Spurs 104, Grizzlies 101 Post-Game Three-Pointer
Griz lose a tight one tonight in what was a very good basketball game. As always, three observations on the night’s action.
1. Closing it Out
With just over two minutes to go and the game tied, I turned to a media-row colleague and remarked that it was dread, not excitement, that was in the air. Having been to every Griz opening night, I know how they play out: The deflating blowout or the gripping heartbreaker. By that point, it was clear which way this one was headed.

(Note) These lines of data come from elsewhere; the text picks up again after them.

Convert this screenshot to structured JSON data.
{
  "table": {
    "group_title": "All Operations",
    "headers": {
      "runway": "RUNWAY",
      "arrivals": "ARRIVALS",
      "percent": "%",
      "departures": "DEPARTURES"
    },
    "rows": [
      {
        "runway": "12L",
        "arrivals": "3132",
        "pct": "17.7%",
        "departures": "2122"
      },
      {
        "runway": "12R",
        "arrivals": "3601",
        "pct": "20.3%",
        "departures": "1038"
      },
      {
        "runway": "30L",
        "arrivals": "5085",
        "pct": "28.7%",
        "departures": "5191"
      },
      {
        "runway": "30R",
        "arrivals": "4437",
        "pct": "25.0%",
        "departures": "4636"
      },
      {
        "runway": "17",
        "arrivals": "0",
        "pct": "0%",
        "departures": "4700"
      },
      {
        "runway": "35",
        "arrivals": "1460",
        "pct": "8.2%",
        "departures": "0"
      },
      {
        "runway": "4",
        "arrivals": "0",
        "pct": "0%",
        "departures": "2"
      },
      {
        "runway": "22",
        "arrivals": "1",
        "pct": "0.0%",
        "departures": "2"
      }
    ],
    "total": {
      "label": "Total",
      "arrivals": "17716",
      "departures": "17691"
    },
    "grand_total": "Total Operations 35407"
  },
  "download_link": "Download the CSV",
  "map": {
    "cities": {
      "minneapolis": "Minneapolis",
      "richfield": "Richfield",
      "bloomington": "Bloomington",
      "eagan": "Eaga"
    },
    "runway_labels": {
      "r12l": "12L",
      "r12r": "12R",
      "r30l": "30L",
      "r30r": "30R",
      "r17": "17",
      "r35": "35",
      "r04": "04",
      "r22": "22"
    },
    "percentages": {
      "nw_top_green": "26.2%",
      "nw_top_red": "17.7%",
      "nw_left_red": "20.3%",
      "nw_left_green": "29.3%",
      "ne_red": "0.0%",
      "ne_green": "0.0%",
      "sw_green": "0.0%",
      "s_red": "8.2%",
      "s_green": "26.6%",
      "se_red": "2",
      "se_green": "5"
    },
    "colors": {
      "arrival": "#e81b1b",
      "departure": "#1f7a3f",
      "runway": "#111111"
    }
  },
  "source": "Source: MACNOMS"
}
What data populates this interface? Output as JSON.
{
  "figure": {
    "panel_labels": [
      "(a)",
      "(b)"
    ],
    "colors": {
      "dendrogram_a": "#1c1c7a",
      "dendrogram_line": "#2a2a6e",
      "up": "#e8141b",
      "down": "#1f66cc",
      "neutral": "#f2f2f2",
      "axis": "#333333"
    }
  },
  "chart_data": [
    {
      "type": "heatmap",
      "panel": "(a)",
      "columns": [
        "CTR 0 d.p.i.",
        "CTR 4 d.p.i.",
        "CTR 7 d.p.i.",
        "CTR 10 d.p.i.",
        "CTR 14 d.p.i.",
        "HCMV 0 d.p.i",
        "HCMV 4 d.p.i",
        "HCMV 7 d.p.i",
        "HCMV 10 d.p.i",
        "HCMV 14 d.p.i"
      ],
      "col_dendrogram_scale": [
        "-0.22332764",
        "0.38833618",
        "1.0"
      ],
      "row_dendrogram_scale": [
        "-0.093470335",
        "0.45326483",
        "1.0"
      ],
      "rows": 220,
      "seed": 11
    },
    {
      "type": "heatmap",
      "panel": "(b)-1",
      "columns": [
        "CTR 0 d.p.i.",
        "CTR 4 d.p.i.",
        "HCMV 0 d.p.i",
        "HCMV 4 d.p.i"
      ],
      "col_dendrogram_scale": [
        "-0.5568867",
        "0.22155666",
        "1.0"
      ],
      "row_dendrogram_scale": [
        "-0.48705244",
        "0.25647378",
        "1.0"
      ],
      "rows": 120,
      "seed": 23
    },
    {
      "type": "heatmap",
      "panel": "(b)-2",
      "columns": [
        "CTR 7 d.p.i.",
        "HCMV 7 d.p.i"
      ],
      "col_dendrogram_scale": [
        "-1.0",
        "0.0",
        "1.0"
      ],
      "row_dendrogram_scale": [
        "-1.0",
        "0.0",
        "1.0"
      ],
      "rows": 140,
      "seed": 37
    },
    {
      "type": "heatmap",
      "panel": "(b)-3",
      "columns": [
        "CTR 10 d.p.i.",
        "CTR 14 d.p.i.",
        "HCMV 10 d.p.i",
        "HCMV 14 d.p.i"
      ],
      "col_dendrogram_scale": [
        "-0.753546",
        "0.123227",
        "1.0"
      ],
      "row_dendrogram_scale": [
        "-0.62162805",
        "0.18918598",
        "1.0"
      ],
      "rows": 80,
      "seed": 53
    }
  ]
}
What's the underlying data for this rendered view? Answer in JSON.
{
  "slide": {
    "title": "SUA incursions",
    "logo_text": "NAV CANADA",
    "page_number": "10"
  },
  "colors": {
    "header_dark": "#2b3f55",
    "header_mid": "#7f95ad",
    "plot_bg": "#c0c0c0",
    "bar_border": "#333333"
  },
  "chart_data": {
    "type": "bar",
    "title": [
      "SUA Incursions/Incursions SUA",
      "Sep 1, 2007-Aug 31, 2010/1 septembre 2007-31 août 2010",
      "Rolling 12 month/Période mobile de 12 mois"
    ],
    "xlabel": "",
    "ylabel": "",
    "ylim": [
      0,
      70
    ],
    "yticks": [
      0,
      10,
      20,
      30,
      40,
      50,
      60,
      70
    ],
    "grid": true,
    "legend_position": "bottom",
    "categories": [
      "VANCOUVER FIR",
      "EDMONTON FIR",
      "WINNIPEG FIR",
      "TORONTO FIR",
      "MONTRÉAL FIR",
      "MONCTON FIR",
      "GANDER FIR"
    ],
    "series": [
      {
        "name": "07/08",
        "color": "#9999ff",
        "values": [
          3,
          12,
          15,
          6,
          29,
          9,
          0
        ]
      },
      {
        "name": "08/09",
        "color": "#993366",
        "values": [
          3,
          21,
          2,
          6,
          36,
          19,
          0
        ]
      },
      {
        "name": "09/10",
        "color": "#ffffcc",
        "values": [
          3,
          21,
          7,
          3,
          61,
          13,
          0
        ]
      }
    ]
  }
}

The Griz just couldn’t close it out, coming up a little short all-around. Pau Gasol hit a stirring reverse layup around Tim Duncan to tie it at the 2:04 mark, but missed back-to-back shots around that to go 1-5 down the stretch. Mike Miller missed a crucial free throw late. These are things we’ve seen before. Rudy Gay’s offensive foul (a legit if potentially unnecessary call) and Marc Iavaroni leaving the team without a potentially crucial timeout at the end of the game added new wrinkles to how the Griz can let a close one slip away. Still, a mostly well-played game against probably the best team in basketball.
2. Darko!
His stat line didn’t look like much — 8 points and 7 boards — but Darko Milicic looked better tonight relative to expectations than any other Griz player. The Griz don’t need Darko to be a star. They just need him to be what he was tonight: A good rebounder (7 in only 28 minutes is solid work), an efficient scorer (4-6 from the floor), and, most importantly, a presence in the paint defensively. Darko did about as well as you could expect on Tim “The Best Basketball Player in the World” Duncan, playing solid, physical D most of the night and even blocking him clean late in the game. After a sketchy preseason, this was a good opening performance for the big guy.
3. Rudy, Take 1
Our cover boy this week didn’t have a huge game, but he was okay, scoring 16 points on 7-15 shooting (one miss a 40-foot heave to end the game) and grabbing 6 boards in 28 foul-plagued minutes. He dominated in one brief stretch when the Spurs foolishly asked Matt Bonner to guard him one-on-one. (What would look more enticing to Rudy Gay — Beyonce in bed or Matt Bonner in a defensive stance?) His outside shot was off and he made a couple of bad decisions. Subtly, though, he played good defense against Manu Ginobili in the second half. It might sound odd to praise the defensive effort on Ginobili on a night where the herky-jerky Argentian poured in 30 points, but Ginobili scored 18 of those in the first half, when Gay rarely (if ever) checked him and 7 of those at the free-throw line down the stretch when the Griz were fouling intentionally. Ginobili only scored 5 points in the second half during normal play, with Gay guarding him much of the half.
Still it wasn’t an ideal Rudy Gay game for this reason: Combined blocks, steals, and dunks: 0. When Gay is playing well, you expect lots of all three of those. One problem tonight was that foul trouble kept Iavaroni from using Gay at the power forward as much as he’d like.
The Jacob Riis Report: You want a scouting report on Matt Bonner? Here it is: DO NOT LEAVE HIM on pick and pop plays. He will sink the 3. On the other end, isolate him and attack him, NO MATTER WHO HE’S GUARDING. There. File that away for future reference.
Tip-Ins:
It seemed a little odd that Casey Jacobsen was not only the first player off the bench for the Griz tonight but that he came into the game late — rather than Juan Carlos Navarro, who was 3-4 from downtown — when the team needed a three-pointer. Navarro had been a little wild, with 4 turnovers in 17 minutes. But JC certainly seems like the more dangerous shooter.
Attendance tonight: 17,538. Not quite a sellout, but not bad. On the other hand, Pau Gasol won’t be giving away 500 tickets to every game.
I tend to rag on Damon Stoudamire, but he is the most experienced point guard on the team and by far the best shooter at the position. Both of those factors worked in his favor tonight.
The biggest problem against the Tim Duncan-led Spurs? Not getting pounded on the boards, but getting beat on the perimeter, where the Griz allowed too many wide open looks. Iavaroni cited defense on pick-and-pop and drive-and-kick plays as one of the team’s biggest areas of needed improvement.